暴君姫に愛想を尽かした雑用騎士、新天地では万能過ぎてSランク冒険者となる

滝口流

第1話 無能と呼ばれた雑用騎士

「これだから無能のエディンは!」


 酒の席でちびちびと飲んでいたら、そんな言葉と共に笑い声があがった。

 好き好んで騎士団の同僚たちと飲む趣味はないが、適当に飲み食いしたあとで先に帰って勘定を押し付ける為に呼ばれもしないのにしれっと参加している。

 どうやら話は俺の剣術の話題に移ったらしく、そんな彼らに俺は曖昧に笑ってみせた。

 騎士たちは俺のそんな様子を見てバカにしつつ、口々に小言を言っていく。


「努力する気もねぇんじゃ、万年雑用のままだぜ。少しは鍛錬しろっての」


「おいおい、そりゃエディンに酷ってもんだぜ。こいつは神殿の適正判定で”無能”判定されたんだからよ。いくら鍛錬したところで無駄さ。いつも通りお姫様のお守りでもしてるのがお似合いだよ」


 またしても笑いがあがって、俺は愛想笑いを返す。

 下手に言い返したところで機嫌を損ねるだけだし、適当に流しておくのが一番だと身に染みてわかっていた。

 当然、そんな俺の事なかれ主義の態度を気に食わずに難癖を付けてくるやつもいる。


「へっ、男なら言い返してみやがれってんだ。ヘラヘラしやがって。てめぇムカつくんだよ」


「――いやぁ、本当のことですから、言い返せないですよ」


 中年の騎士はその言葉に腹を立てたのか、俺の胸ぐらを掴む。


「お前みたいなやつが騎士団にいることが納得できねぇって言ってんだ。俺のように実力も無しに、コネだけで入りやがって。しまいにゃわがままお姫様のご機嫌取ってお情けで置いてもらってよぉ」


「ラッドさん、酔ってますよ落ち着いて。団員同士の喧嘩は御法度ですし。俺の言葉が気に障ったなら謝りますから」


「――ケッ、腰抜けが。お姫様とままごとでもしてろってんだ」


 ラッドがそう言って手を離し、俺は地面に投げ出される。

 あーあー、服が伸びちまうよ。

 俺は立ち上がり、視線が集まってるのを感じて笑ってみせた。


「……変な空気にしてすみません。明日の朝の掃除があるので俺はこれで帰ります」


 それだけ言って、俺はそそくさと店を出た。




 元々騎士であった父に勧められ、帝国騎士団に入って十年が経った。

 父はなんでも昔、先王の命の危機を救ったとかで騎士に取り上げられたらしい。

 だが俺には剣や魔法の才能がなく、訓練しても初級の技術を覚えられる程度、よくて中級程度の実力を付けるのが精一杯だった。


 だからこの騎士団に入ってから今までずっと雑用係だ。

 先輩はもちろん、後輩にも舐められている……と言うと辛く聞こえるかもしれないが、雑用だけなので前線に立たされるようなことはない。

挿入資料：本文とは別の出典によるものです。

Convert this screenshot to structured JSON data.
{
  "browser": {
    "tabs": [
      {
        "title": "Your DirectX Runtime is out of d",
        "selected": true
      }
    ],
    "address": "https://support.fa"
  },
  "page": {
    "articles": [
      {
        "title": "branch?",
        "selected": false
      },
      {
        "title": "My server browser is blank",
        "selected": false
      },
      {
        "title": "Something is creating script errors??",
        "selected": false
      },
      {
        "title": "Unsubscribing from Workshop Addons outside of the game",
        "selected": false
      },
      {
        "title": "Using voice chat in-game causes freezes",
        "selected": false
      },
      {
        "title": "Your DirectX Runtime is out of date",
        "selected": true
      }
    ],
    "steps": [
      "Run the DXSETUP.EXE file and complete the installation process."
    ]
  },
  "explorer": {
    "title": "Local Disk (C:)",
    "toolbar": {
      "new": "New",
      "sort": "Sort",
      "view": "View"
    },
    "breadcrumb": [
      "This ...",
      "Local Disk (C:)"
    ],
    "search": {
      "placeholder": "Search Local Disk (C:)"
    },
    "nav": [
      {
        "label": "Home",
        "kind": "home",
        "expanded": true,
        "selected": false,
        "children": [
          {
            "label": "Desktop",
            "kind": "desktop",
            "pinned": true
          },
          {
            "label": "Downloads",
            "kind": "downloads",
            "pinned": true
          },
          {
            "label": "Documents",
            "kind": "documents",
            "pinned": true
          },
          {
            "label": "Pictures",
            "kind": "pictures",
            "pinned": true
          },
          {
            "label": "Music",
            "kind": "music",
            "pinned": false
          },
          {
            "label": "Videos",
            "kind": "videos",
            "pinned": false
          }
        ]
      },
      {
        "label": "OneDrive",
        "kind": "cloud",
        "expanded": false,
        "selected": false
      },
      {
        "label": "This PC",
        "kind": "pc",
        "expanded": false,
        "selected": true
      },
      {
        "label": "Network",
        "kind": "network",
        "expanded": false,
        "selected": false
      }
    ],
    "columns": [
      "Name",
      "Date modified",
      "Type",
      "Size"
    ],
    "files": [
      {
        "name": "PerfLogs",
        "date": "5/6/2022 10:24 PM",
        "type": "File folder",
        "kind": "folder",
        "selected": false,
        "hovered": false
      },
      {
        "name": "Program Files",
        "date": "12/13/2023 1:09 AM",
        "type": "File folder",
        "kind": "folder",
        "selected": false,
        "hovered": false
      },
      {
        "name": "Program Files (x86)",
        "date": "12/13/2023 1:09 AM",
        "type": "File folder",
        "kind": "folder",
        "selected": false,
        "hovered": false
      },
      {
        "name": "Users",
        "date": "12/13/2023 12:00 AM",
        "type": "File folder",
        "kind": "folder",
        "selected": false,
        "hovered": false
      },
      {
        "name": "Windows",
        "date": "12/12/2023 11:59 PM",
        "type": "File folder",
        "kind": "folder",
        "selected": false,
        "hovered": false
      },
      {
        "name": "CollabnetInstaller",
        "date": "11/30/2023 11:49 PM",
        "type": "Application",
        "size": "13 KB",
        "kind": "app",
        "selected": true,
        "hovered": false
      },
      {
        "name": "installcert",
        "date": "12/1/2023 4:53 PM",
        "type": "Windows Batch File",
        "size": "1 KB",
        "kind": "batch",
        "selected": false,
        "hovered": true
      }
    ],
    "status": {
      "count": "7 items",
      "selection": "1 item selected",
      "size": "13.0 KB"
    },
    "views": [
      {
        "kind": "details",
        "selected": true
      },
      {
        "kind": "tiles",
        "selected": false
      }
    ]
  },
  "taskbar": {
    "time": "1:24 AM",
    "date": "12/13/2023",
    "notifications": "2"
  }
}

 争い事は好きではないので、これはこれで性に合った仕事なのかもしれない。


 そんなことを思いながら夜道を歩いていると、明かりで照らされた看板が目に入った。

 大通りにあるその建物は、この国で一番の娯楽施設だった。

 カルティア劇場。

 俺の安月給ではおいそれと入れるところではないのだが、今日はどうしてか輝いて見えた。

 理由は、そこにあった看板だ。


「なになに……『新鋭若手女優、感動の公演!』……うーんこれは」


 看板には金髪の若い女性の絵が描かれていた。

 その絵の女性は、胸元大きく空いたドレスを着て、出るところが出た美しいプロポーションがハッキリと描写されている。


「えっちだ……」


 俺としては最上級の褒め言葉を投げかける。

 さぞかし名のある画家が描いた看板なのだろう。

 芸術には詳しくないが、良い絵だと思った。

 それにしてもえっちだ。


 そうして俺がマジマジと絵を見ていると、声をかけられた。


「あ、あのっ」


 振り返ると、そこには年の頃十五、六ぐらいの少女がいた。

 長い黒髪に、ひらひらとした布飾りがいくつも付いた魔術師か巫女を思わせる服装。

 前髪の間から覗く瞳はじっとこちらを見つめている。


「ありがとうございますっ!」


 彼女は一つ礼を言うと、俺が返事をする間もなく踵を返して駆けていった。

 ……なんだ?

 よくわからないが、可愛らしい少女に感謝されて嬉しくないこともない。

 俺はほろ酔い気分も相まって、足取り軽く帰路へと着くのだった。